Tips to Make Caprese Penne
Follow these quick tips to improve texture and flavor.
- Use whole wheat penne for more bite and fiber.
- Salt the pasta water well to season the noodles from within.
- Keep some cherry tomatoes whole for bursts of juice after baking.
- Use fresh mozzarella slices for even melting and pockets of creaminess.
- Stir parmesan into the sauce for umami and a silkier texture.
- Don’t overcook the pasta; aim for just al dente before baking.
- Add torn basil after baking for a fresher finish.
- If sauce seems thin, simmer it a few minutes longer before combining.
Common Mistakes to Avoid
A common error is overcooking the pasta before baking, which leads to a mushy texture. Stop the pasta slightly firm so it holds up during the oven finish.

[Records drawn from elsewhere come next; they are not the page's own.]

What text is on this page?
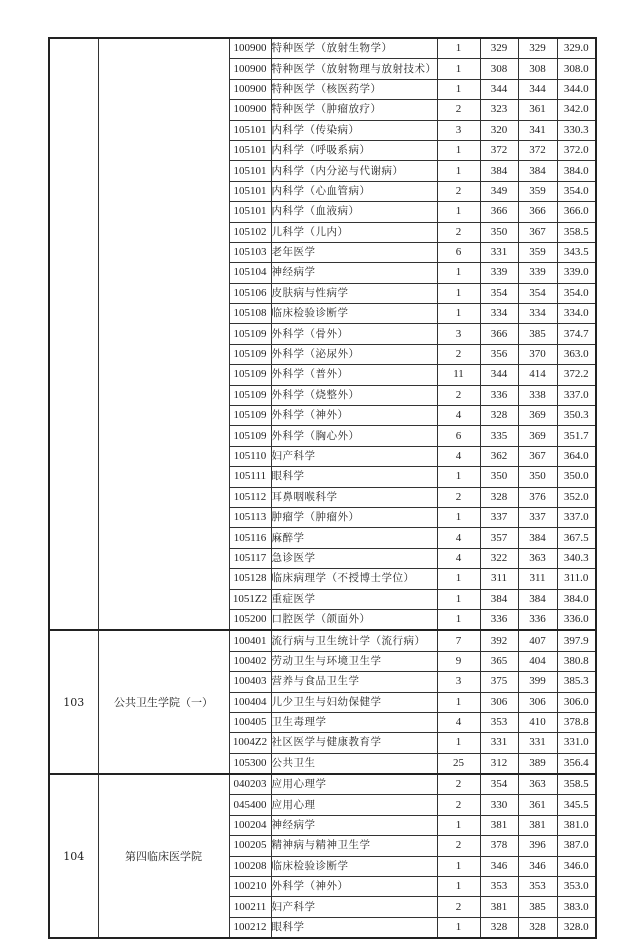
		100900	特种医学（放射生物学）	1	329	329	329.0
		100900	特种医学（放射物理与放射技术）	1	308	308	308.0
		100900	特种医学（核医药学）	1	344	344	344.0
		100900	特种医学（肿瘤放疗）	2	323	361	342.0
		105101	内科学（传染病）	3	320	341	330.3
		105101	内科学（呼吸系病）	1	372	372	372.0
		105101	内科学（内分泌与代谢病）	1	384	384	384.0
		105101	内科学（心血管病）	2	349	359	354.0
		105101	内科学（血液病）	1	366	366	366.0
		105102	儿科学（儿内）	2	350	367	358.5
		105103	老年医学	6	331	359	343.5
		105104	神经病学	1	339	339	339.0
		105106	皮肤病与性病学	1	354	354	354.0
		105108	临床检验诊断学	1	334	334	334.0
		105109	外科学（骨外）	3	366	385	374.7
		105109	外科学（泌尿外）	2	356	370	363.0
		105109	外科学（普外）	11	344	414	372.2
		105109	外科学（烧整外）	2	336	338	337.0
		105109	外科学（神外）	4	328	369	350.3
		105109	外科学（胸心外）	6	335	369	351.7
		105110	妇产科学	4	362	367	364.0
		105111	眼科学	1	350	350	350.0
		105112	耳鼻咽喉科学	2	328	376	352.0
		105113	肿瘤学（肿瘤外）	1	337	337	337.0
		105116	麻醉学	4	357	384	367.5
		105117	急诊医学	4	322	363	340.3
		105128	临床病理学（不授博士学位）	1	311	311	311.0
		1051Z2	重症医学	1	384	384	384.0
		105200	口腔医学（颌面外）	1	336	336	336.0
103	公共卫生学院（一）	100401	流行病与卫生统计学（流行病）	7	392	407	397.9
		100402	劳动卫生与环境卫生学	9	365	404	380.8
		100403	营养与食品卫生学	3	375	399	385.3
		100404	儿少卫生与妇幼保健学	1	306	306	306.0
		100405	卫生毒理学	4	353	410	378.8
		1004Z2	社区医学与健康教育学	1	331	331	331.0
		105300	公共卫生	25	312	389	356.4
104	第四临床医学院	040203	应用心理学	2	354	363	358.5
		045400	应用心理	2	330	361	345.5
		100204	神经病学	1	381	381	381.0
		100205	精神病与精神卫生学	2	378	396	387.0
		100208	临床检验诊断学	1	346	346	346.0
		100210	外科学（神外）	1	353	353	353.0
		100211	妇产科学	2	381	385	383.0
		100212	眼科学	1	328	328	328.0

Another mistake is adding all basil to the sauce; doing so can mute its fresh flavor. Reserve most basil for topping to keep its aroma and color bright.
Variations
If you want more protein, stir in cooked shredded chicken or Italian sausage before baking. For a lighter version, swap sour cream for part-skim ricotta and use less parmesan.
You can also make a vegetarian-forward twist by adding roasted vegetables such as zucchini or eggplant to the sauce before baking.
FAQs
Can I use regular penne instead of whole wheat penne?
Yes. Regular penne works the same way; cooking times may vary slightly so check for al dente texture.
Can I make this recipe ahead of time?
You can assemble it up to the point of baking, then refrigerate for a few hours before finishing in the oven.
Is there a substitute for sour cream?
Plain Greek yogurt or ricotta can substitute for sour cream with a slightly different tang and texture.
How do I prevent the mozzarella from releasing too much liquid?
Pat the mozzarella slices dry with paper towels before topping to limit excess moisture.
Can I use a jarred tomato sauce?
Yes. A good-quality jarred tomato sauce works well and keeps the recipe quick.
How long will leftovers keep in the fridge?
Stored in an airtight container, leftovers will keep for up to 3 days in the refrigerator.
Conclusion
For another simple take on the same flavor combination, see this helpful guide from Simple Caprese Penne Pasta – Entirely Elizabeth which offers variations and serving ideas.